The Labor and Employment Report: Getting the Workplace Ready for Illinois' New Concealed Carry Law

On July 9, 2013, Illinois became the final state in the nation to allow residents to carry concealed weapons.  The Illinois State Police intends to begin accepting applications for concealed carry licenses on January 5, 2014, and licenses will be issued thereafter.  For employers concerned about the potential risk for increased violence in the workplace due to employees and others carrying concealed weapons, there are a few basic steps that they should consider taking.

            The default rule under Illinois’ concealed carry law is that licensees are allowed to carry concealed weapons onto private property unless expressly prohibited from doing so by the owner.  For employers who are tenants, this means that landlord approval is necessary before the concealed carrying of weapons can be banned.[1]  If such approval is granted, or if the employer owns its own premises, it will then need to post a 4 x 6-inch notice that concealed weapons are not permitted in a conspicuous location at the entrance to the premises.  The Illinois State Police recently issued a template for the notice. (seehttp://www.isp.state.il.us/firearms/ccw/CCWProhibitedAreaSign.pdf ).  However, even if such notice is posted, an employee will still be able to keep a concealed firearm in his or her locked car on the employer’s parking lot so long as the firearm is out of sight.  Moreover, the employee will be able to carry an unloaded weapon in the parking lot for the purpose of storing it or retrieving it from the vehicle’s trunk.
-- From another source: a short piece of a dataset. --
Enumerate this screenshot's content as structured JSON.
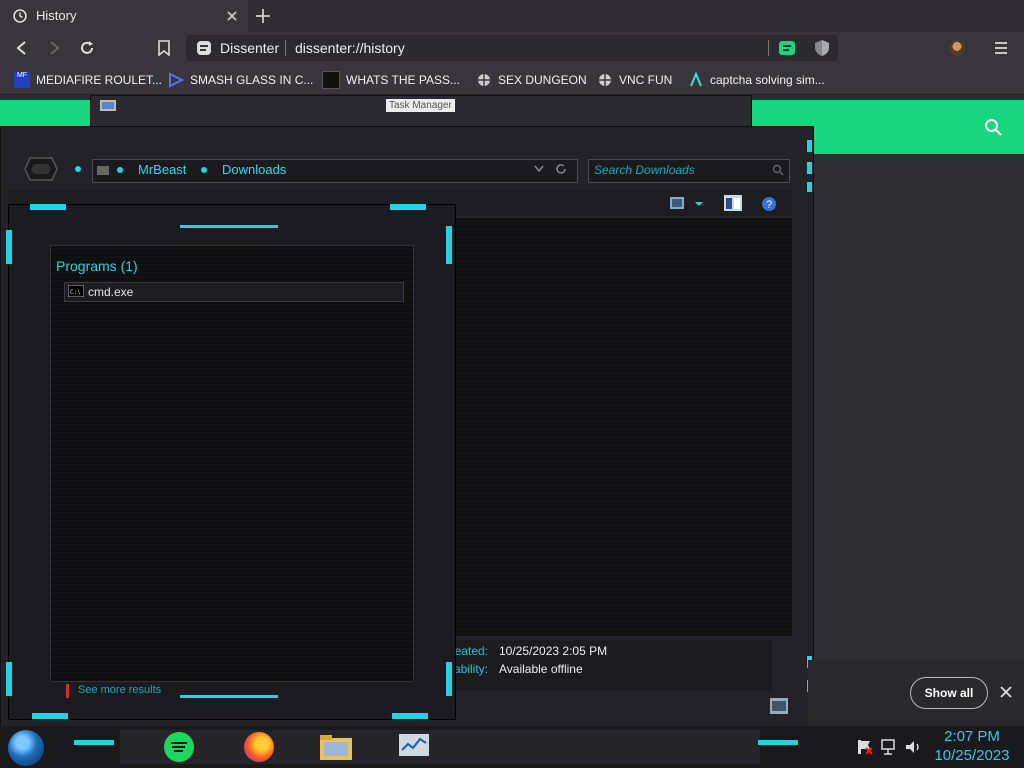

            Employers also may want to review their workplace violence policies in light of the new law or to create a workplace violence policy if they do not already have one.  If appropriate, employers may want to expressly state that no weapons are allowed on their premises, that employees may not carry concealed weapons in company vehicles and/or that employees may not carry concealed weapons when they are working at a customer’s premises or otherwise offsite.  Finally, employers should consult with their insurance carriers to determine how barring or allowing employees to carry concealed weapons will affect their premiums.

            Illinois’ concealed carry law leaves unsettled many issues that may concern employers.  The laws in certain other states grant employers immunity from any liability that may arise if they allow the concealed carrying of weapons, but Illinois does not provide this type of protection.  Likewise, several states expressly bar employers from terminating employees who leave concealed weapons in their personal vehicles or from asking employees if they have any concealed weapons, but Illinois’ statute lacks any comparable provisions.  Therefore, until courts provide guidance, employers should be cautious about questioning or disciplining employees who possess concealed weapons in personal vehicles.

The Labor and Employment Report addresses current issues in labor and employment law.  Please contact Seth at (312) 648-2300 or seth.matus@sfnr.com if you have any questions about this blog or any other labor or employment law issue.             

 

[1]   Tenant employers who are concerned about this issue should raise it with their landlords now, but also make sure to do so when they renew their leases or move into a new premises.